Juristischer Spezialist
Bereich Versicherungen und Vorsorgeeinrichtungen
PrismaLife meldet Jahresüberschuss für 2016
Gemäß dem Hinweis der Finanzmarktaufsicht sind für 2016 zwei Pressemitteilungen einzusehen. Die erste Mitteilung weist auf folgendes hin:
- Für das Jahr 2016 wird ein Jahresüberschuss erwartet
- Die im Geschäftsbericht 2015 benannten Bilanzrisiken, die 2017 entstehen könnten, sind behoben
Die zweite Mitteilung unterstreicht diese Stellungnahmen und weist noch einmal darauf hin, dass die Kundenanlagen stets Sondervermögen sind.

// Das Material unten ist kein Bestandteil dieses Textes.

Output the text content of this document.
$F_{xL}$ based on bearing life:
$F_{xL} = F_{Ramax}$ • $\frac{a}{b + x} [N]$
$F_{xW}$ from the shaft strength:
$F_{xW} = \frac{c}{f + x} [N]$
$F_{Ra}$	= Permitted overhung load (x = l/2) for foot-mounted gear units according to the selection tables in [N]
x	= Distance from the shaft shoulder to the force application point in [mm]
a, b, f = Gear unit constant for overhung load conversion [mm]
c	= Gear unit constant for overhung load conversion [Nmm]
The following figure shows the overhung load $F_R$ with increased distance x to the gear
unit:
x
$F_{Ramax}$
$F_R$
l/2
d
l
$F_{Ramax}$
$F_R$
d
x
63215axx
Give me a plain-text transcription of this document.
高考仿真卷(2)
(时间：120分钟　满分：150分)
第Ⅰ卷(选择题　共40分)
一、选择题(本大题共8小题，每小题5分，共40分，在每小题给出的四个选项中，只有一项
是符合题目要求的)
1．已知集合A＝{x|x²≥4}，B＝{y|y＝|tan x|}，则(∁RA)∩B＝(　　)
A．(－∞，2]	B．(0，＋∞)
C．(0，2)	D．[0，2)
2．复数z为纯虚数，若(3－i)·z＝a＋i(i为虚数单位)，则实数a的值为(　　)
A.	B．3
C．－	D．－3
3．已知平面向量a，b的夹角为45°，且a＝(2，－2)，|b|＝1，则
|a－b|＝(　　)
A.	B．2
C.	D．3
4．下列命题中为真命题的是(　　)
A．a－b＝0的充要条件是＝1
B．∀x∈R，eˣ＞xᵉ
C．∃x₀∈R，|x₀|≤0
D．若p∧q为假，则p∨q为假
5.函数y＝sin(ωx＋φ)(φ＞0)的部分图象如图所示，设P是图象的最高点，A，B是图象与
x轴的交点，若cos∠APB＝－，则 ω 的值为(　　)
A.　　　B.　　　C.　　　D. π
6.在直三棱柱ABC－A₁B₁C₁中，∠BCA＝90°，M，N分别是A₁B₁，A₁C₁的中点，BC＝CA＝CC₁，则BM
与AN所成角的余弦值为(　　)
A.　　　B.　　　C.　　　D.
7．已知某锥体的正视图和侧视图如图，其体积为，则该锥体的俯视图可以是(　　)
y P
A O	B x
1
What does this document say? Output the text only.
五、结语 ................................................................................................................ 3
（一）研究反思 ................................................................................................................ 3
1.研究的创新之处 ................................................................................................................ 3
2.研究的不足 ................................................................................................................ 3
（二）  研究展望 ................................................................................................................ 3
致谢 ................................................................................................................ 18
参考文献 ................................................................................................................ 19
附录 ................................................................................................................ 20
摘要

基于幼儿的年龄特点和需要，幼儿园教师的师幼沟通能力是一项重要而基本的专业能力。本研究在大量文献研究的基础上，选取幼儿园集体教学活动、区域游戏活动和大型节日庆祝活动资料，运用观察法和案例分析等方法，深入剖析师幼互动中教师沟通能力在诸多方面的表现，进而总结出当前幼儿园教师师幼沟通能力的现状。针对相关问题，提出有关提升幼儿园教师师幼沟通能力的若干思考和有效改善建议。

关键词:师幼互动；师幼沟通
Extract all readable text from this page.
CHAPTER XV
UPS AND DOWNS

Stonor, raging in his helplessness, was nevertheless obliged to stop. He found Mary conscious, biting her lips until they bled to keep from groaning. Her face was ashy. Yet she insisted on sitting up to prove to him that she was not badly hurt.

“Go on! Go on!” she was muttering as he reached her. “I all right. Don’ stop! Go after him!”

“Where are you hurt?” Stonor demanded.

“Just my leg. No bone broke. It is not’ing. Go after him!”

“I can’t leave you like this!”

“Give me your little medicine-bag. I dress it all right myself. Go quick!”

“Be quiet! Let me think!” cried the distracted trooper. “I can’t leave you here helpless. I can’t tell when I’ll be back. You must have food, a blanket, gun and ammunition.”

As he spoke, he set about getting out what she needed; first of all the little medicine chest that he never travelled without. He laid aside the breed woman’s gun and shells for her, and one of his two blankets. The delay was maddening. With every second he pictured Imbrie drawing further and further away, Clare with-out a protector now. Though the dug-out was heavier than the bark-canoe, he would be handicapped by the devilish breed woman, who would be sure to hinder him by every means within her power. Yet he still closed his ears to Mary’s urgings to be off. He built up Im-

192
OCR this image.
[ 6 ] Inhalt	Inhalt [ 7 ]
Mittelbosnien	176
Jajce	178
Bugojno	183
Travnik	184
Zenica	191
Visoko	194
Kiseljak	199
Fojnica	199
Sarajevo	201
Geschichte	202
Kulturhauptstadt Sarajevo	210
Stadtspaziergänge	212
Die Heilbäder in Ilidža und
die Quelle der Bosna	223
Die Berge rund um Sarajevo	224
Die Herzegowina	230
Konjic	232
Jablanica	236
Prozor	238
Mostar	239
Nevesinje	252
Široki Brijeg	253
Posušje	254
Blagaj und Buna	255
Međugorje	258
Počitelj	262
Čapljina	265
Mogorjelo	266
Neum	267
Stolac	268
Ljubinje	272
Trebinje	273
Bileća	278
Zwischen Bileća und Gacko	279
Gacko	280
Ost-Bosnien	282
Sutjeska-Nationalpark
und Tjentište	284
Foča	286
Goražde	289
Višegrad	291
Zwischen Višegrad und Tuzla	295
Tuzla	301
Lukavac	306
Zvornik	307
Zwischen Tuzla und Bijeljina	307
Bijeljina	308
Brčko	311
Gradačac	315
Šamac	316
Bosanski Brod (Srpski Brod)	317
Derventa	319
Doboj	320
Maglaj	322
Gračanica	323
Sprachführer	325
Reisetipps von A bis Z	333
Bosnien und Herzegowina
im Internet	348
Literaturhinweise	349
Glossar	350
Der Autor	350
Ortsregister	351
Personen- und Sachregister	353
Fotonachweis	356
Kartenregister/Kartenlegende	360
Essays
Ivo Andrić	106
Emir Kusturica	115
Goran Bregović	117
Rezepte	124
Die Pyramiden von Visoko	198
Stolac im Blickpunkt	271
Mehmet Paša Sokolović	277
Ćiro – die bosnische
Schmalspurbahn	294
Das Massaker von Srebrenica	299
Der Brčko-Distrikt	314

Mail von PrismaLife bestätigt ausdrücklich den Schutz der Versicherungsvermögen
Wenige Minuten nach der Information von der FMA (liechtensteinischen Finanzmarktaufsicht) ging auch eine Stellungnahme von PrismaLife bei mir ein. Neben den bereits bekannten Informationen bestätigt PrismaLife auch selbst ausdrücklich, dass sämtliche wählbaren Anlagestrategien stets in die „Sondermasse“ (in Deutschland würden wir „Sondervermögen“ sagen) fällt.
Wie sieht es in Deutschland aus?
Ergänzend zu den Betrachtungen über den Schutz von Versicherungsvermögen in Liechtenstein und in Luxemburg könnten wir einmal einen Blick auf die Regelungen in Deutschland treffen. Hier wird schon lange darüber diskutiert, ob bei anhaltender Niedrigzinsphase alle Versicherungsunternehmen zuverlässig leisten können. Felix Hufeld, Präsident der auch für die deutschen Versicherungsunternehmen zuständigen BaFin, sagte schon anlässlich einer Pressekonferenz am 12.05.2015, dass die BaFin auch mehr Unternehmen in die aufsichtsrechtliche „Manndeckung“ nehmen müsse. Damit spielte er sicherlich auf die Probleme an, die aus den konventionellen Versicherungsverträgen entstehen, die seit ihrem Beginn in früheren Hochzinsphasen mit hohen Garantieversprechen versehen sind.
Schutz der Versicherungskunden in Deutschland ist nicht ganz so umfangreich
Die gesetzlichen Rahmenbedingungen in Deutschland schützen die Versicherungsvermögen nicht ganz so umfangreich. Dabei ist zu berücksichtigen, dass hierzulande die meisten Verträge als konventionelle Verträge (als nicht als fondsgebundene Versicherungen) abgeschlossen wurden. Auch eine Fondsgebundene Rentenversicherung wird im Augenblick der Verrentung wieder zu einer konventionellen, klassischen Rentenversicherung. Das Vermögen liegt dann im Deckungsstock, das vom VU selbst verwaltet wird – mit all den Problemen, die die enge Regulierung in den letzten Jahren heraufbeschworen hat.
Hier sind Bedenken berechtigt, ob die jetzt und künftig mit Deckungsstock erzielbaren Erträge ausreichen, nach Abzug der Kosten die garantierten Auszahlungen zu leisten. Dies ist im aktuellen Niedrigzins-Umfeld von Monat zu Monat mehr in Frage zu stellen: Jeden Tag werden gut verzinste Anleihen aus früheren Zeiten fällig. Das zurückfließende Kapital muss neu angelegt werden. Heute gibt es aber keine „sicheren“ Anleihen mehr mit hohen Zinserträgen. Damit wird es für die Versicherungsunternehmen von Tag zu Tag schwieriger, die früheren Verträge mit hoher Garantieverzinsung zu erfüllen.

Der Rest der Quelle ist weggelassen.